- A Morris-Taney class Revenue Cutter

History

United States
- Namesake: Thomas Jefferson
- Builder: Webb and Allen, New York
- Laid down: 1832
- Launched: 1833
- Commissioned: 1833
- Decommissioned: 15 December 1847
- Renamed: April 1839 as the USRC Crawford
- Home port: Norfolk, Virginia; Mobile, Alabama; Savannah, Georgia; New London, Connecticut (as the Crawford;
- Fate: wrecked off Gardiners Point, New York 1847

General characteristics
- Class & type: Schooner
- Displacement: 112 tons
- Length: 73.4 ft (22.4 m)
- Beam: 20.6 ft (6.3 m)
- Draft: 9.7 ft (3.0 m)
- Propulsion: wind
- Complement: 20-24
- Armament: 6-9 pndrs

= USRC Jefferson (1833) =

The United States Revenue Cutter Jefferson was one of 13 cutters of the Morris-Taney Class to be launched. Named after Secretaries of the Treasury and Presidents of the United States, these cutters were the backbone of the Service for more than a decade. Samuel Humphreys designed these cutters for roles as diverse as fighting pirates, privateers, combating smugglers and operating with naval forces. He designed the vessels on a naval schooner concept. They had Baltimore Clipper lines. The vessels built by Webb and Allen, designed by Isaac Webb, resembled Humphreys' but had one less port.

Named for the Founding Father and third president of the United States, Thomas Jefferson, she was the second Morris-Taney class cutter to be named after a president.

In January 1833, the Jefferson suffered damage in a collision during her initial cruise. She began her career in Norfolk, Virginia and the following year sailed to Charleston, South Carolina. She was placed under orders of the United States Secretary of the Navy on 6 January 1836 for service against the Seminole Indians in Florida, Captain John Jackson, USRM, in command. She sailed from Charleston on February 19, and arrived in Pensacola on April 30. From that time until 18 October 1837 she was active in the Gulf of Mexico visiting ports on the coast of Florida, Alabama, Mississippi, the Republic of Texas, and Mexico. From time to time her duties took her to the West Indies. Returning to the Treasury Department 18 October 1837, Jefferson resumed her duties as a revenue cutter at Mobile, Alabama.

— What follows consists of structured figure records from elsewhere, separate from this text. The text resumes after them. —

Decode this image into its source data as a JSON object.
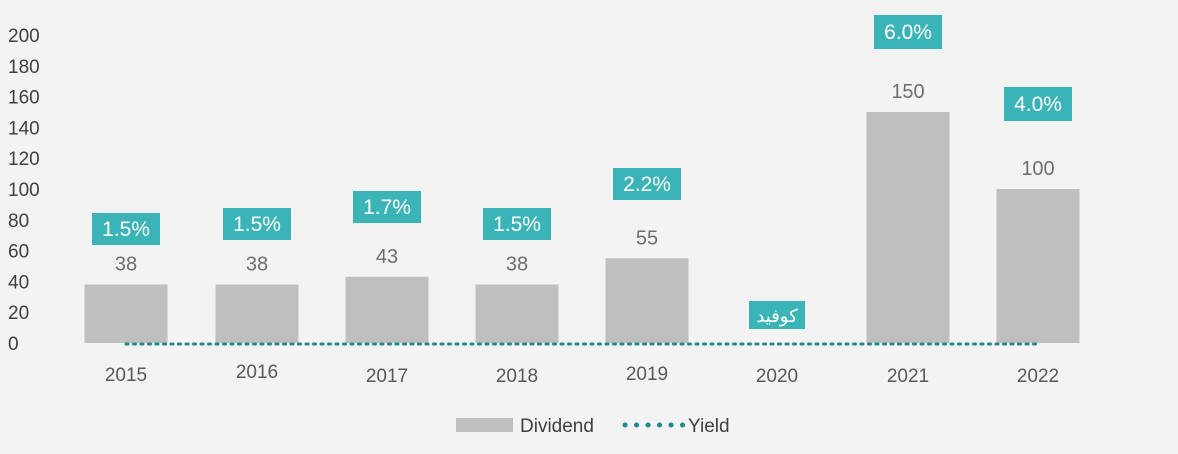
{
  "chart_data": {
    "type": "bar",
    "categories": [
      "2015",
      "2016",
      "2017",
      "2018",
      "2019",
      "2020",
      "2021",
      "2022"
    ],
    "series": [
      {
        "name": "Dividend",
        "type": "bar",
        "values": [
          38,
          38,
          43,
          38,
          55,
          null,
          150,
          100
        ],
        "data_labels": [
          "38",
          "38",
          "43",
          "38",
          "55",
          "",
          "150",
          "100"
        ]
      },
      {
        "name": "Yield",
        "type": "line-dotted",
        "labels": [
          "1.5%",
          "1.5%",
          "1.7%",
          "1.5%",
          "2.2%",
          "كوفيد",
          "6.0%",
          "4.0%"
        ]
      }
    ],
    "yticks": [
      "0",
      "20",
      "40",
      "60",
      "80",
      "100",
      "120",
      "140",
      "160",
      "180",
      "200"
    ],
    "ylim": [
      0,
      200
    ],
    "legend": {
      "position": "bottom",
      "items": [
        "Dividend",
        "Yield"
      ]
    },
    "colors": {
      "bar": "#bfbfbf",
      "yield_label_bg": "#3bb4b8",
      "yield_line": "#1e8a8e",
      "background": "#f3f3f3"
    }
  }
}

After the war duty the revenue service found the cutter to be in complete disrepair, needing more than $5,000 of work. They sent Jefferson to Baltimore with the intention of selling her. The Government replaced her with a new Jefferson. Despite the expense, the cutter was repaired, and put back in service. Stationed in Savannah, Georgia she was renamed Crawford in April 1839. This name was now available as the old Swiftsure, renamed the Crawford, was sold in 1839.

The Crawford, now stationed in New London, Connecticut, wrecked off Gardiners Point on 15 December 1847.